To be fair, Simon Sinek does make it clear that the “entitled millennials” attitude isn’t particularly their fault. Rather, he says it’s a product of the way parents have raised them. It could even be because of the way their expectations are set for the workplace.
But in turn, we think the “entitled millennials” label is a little unfair. Here’s a closer look at Sinek’s argument and our counterpoints:
Working Harder Than Ever
Millennials grew up in a fast world. Nowadays, everything is pretty instantaneous. You can communicate with halfway someone across the world in seconds. TV streaming means you don’t have to wait for a new episode. You can publish something online without every talking to a printing press. Sinek argues that, since millennials can’t translate that kind of speed to the workplace, they are disillusioned, and therefore ineffective at work.
But the truth is a little further from that: millennials work harder and longer hours than ever before. According to the Boston Globe, 40% consider themselves “work martyrs” – people who work as if they’re “dedicated, indispensable, racked with guilt if they take time off”. 50% want to be seen that way, too.

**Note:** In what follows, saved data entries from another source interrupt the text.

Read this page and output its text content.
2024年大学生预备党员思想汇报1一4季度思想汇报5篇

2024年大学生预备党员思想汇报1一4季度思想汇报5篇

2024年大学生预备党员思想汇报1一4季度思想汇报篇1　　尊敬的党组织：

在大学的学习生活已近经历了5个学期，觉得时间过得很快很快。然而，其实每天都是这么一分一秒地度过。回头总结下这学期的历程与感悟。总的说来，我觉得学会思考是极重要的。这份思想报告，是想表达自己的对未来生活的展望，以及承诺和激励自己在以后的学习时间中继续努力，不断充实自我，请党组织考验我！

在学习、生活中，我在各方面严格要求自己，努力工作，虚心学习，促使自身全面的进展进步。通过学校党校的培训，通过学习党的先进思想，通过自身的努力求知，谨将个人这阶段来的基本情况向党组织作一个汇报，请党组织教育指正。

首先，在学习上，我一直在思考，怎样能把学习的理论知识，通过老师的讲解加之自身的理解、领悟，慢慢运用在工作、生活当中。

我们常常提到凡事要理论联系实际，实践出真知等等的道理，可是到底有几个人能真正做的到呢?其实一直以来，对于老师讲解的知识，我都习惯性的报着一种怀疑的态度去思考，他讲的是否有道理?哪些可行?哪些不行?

— Nsight Factory (@nsightfactory) March 15, 2017
Employee engagement consultant Bob Kelleher also notes, “This is a driven generation”. Analysts are noticing a trend of “24/7 working” – being always “at work” due to our smartphones, as early as we rise ,and as late as we tuck into bed.
The way millennials work has profoundly been affected by the economy, too. Rising costs of education mean more students put off starting a family to work off their student debts. A harsher housing market means it’s tougher to live at a standard that was much easier for their parents.

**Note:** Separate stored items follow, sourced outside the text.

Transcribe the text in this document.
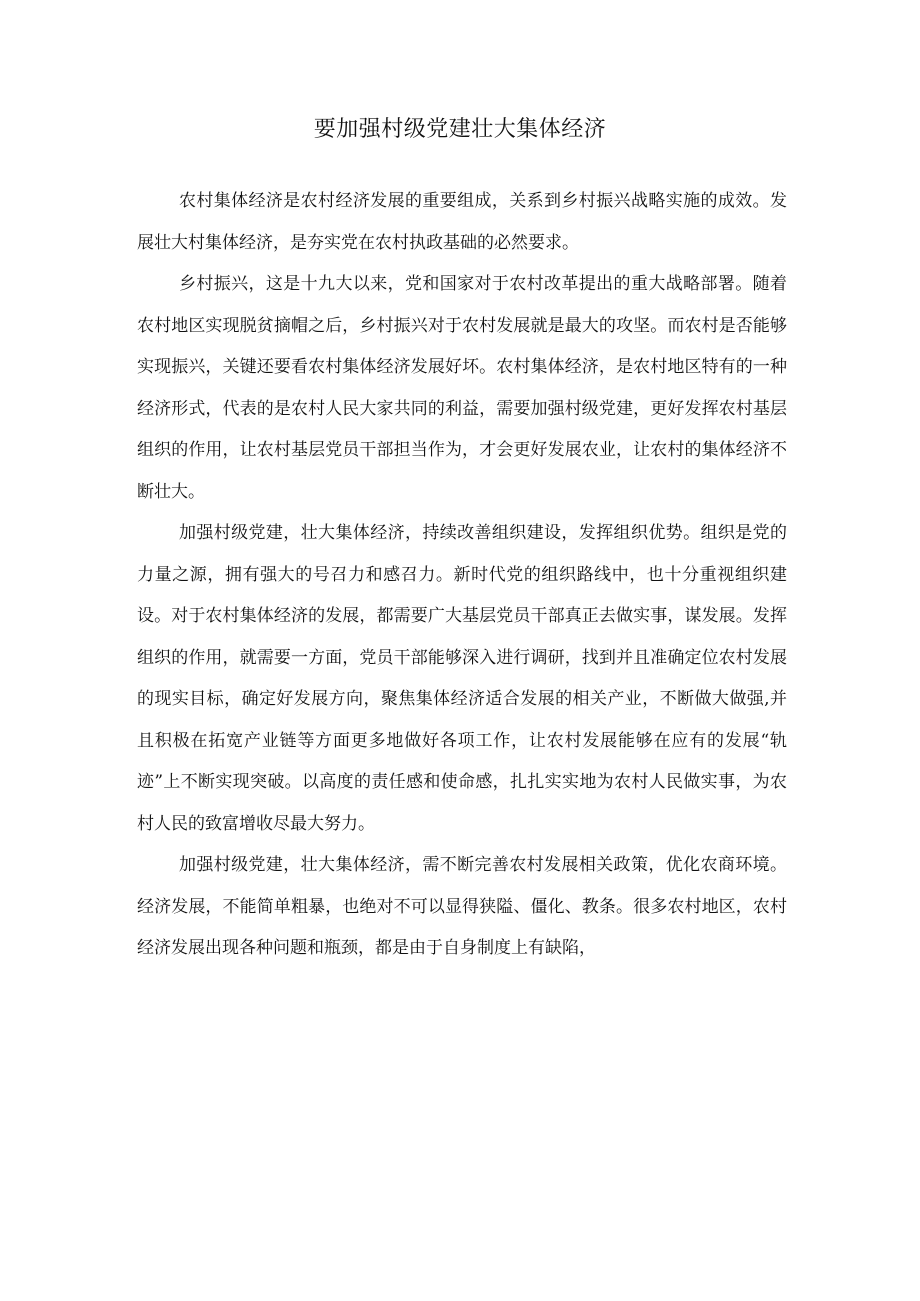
要加强村级党建壮大集体经济

农村集体经济是农村经济发展的重要组成，关系到乡村振兴战略实施的成效。发展壮大村集体经济，是夯实党在农村执政基础的必然要求。

乡村振兴，这是十九大以来，党和国家对于农村改革提出的重大战略部署。随着农村地区实现脱贫摘帽之后，乡村振兴对于农村发展就是最大的攻坚。而农村是否能够实现振兴，关键还要看农村集体经济发展好坏。农村集体经济，是农村地区特有的一种经济形式，代表的是农村人民大家共同的利益，需要加强村级党建，更好发挥农村基层组织的作用，让农村基层党员干部担当作为，才会更好发展农业，让农村的集体经济不断壮大。

加强村级党建，壮大集体经济，持续改善组织建设，发挥组织优势。组织是党的力量之源，拥有强大的号召力和感召力。新时代党的组织路线中，也十分重视组织建设。对于农村集体经济的发展，都需要广大基层党员干部真正去做实事，谋发展。发挥组织的作用，就需要一方面，党员干部能够深入进行调研，找到并且准确定位农村发展的现实目标，确定好发展方向，聚焦集体经济适合发展的相关产业，不断做大做强,并且积极在拓宽产业链等方面更多地做好各项工作，让农村发展能够在应有的发展“轨迹”上不断实现突破。以高度的责任感和使命感，扎扎实实地为农村人民做实事，为农村人民的致富增收尽最大努力。

加强村级党建，壮大集体经济，需不断完善农村发展相关政策，优化农商环境。经济发展，不能简单粗暴，也绝对不可以显得狭隘、僵化、教条。很多农村地区，农村经济发展出现各种问题和瓶颈，都是由于自身制度上有缺陷，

There Are Bigger Problems Than Social Media Addiction
Social media addiction is definitely a real problem. Getting obsessed with “likes” should always be put under control, and could seriously be a barrier to proper communication. That’s certainly on millennials to solve themselves. But the premise of Sinek – and any other author who has made money out of criticizing millennials – often fails to address much bigger problems.
The rising costs mentioned above are one. It’s not just education and housing, either; there’s also healthcare and basic services and products like food. Meanwhile, unemployment in the US continues to fluctuate, because unpredictable advances in technology have killed some industries while boosting others in unpredictable ways. This doesn’t just affect Millennials; it affects everyone. The only reason millennials feel it more than Gen X, is because Gen Xers spent their years building their fortunes in less turbulent – and more affordable – times.
“Entitled millennials” aren’t the problem. It’s calling millennials entitled, when they work just as hard as anybody else, that’s problematic.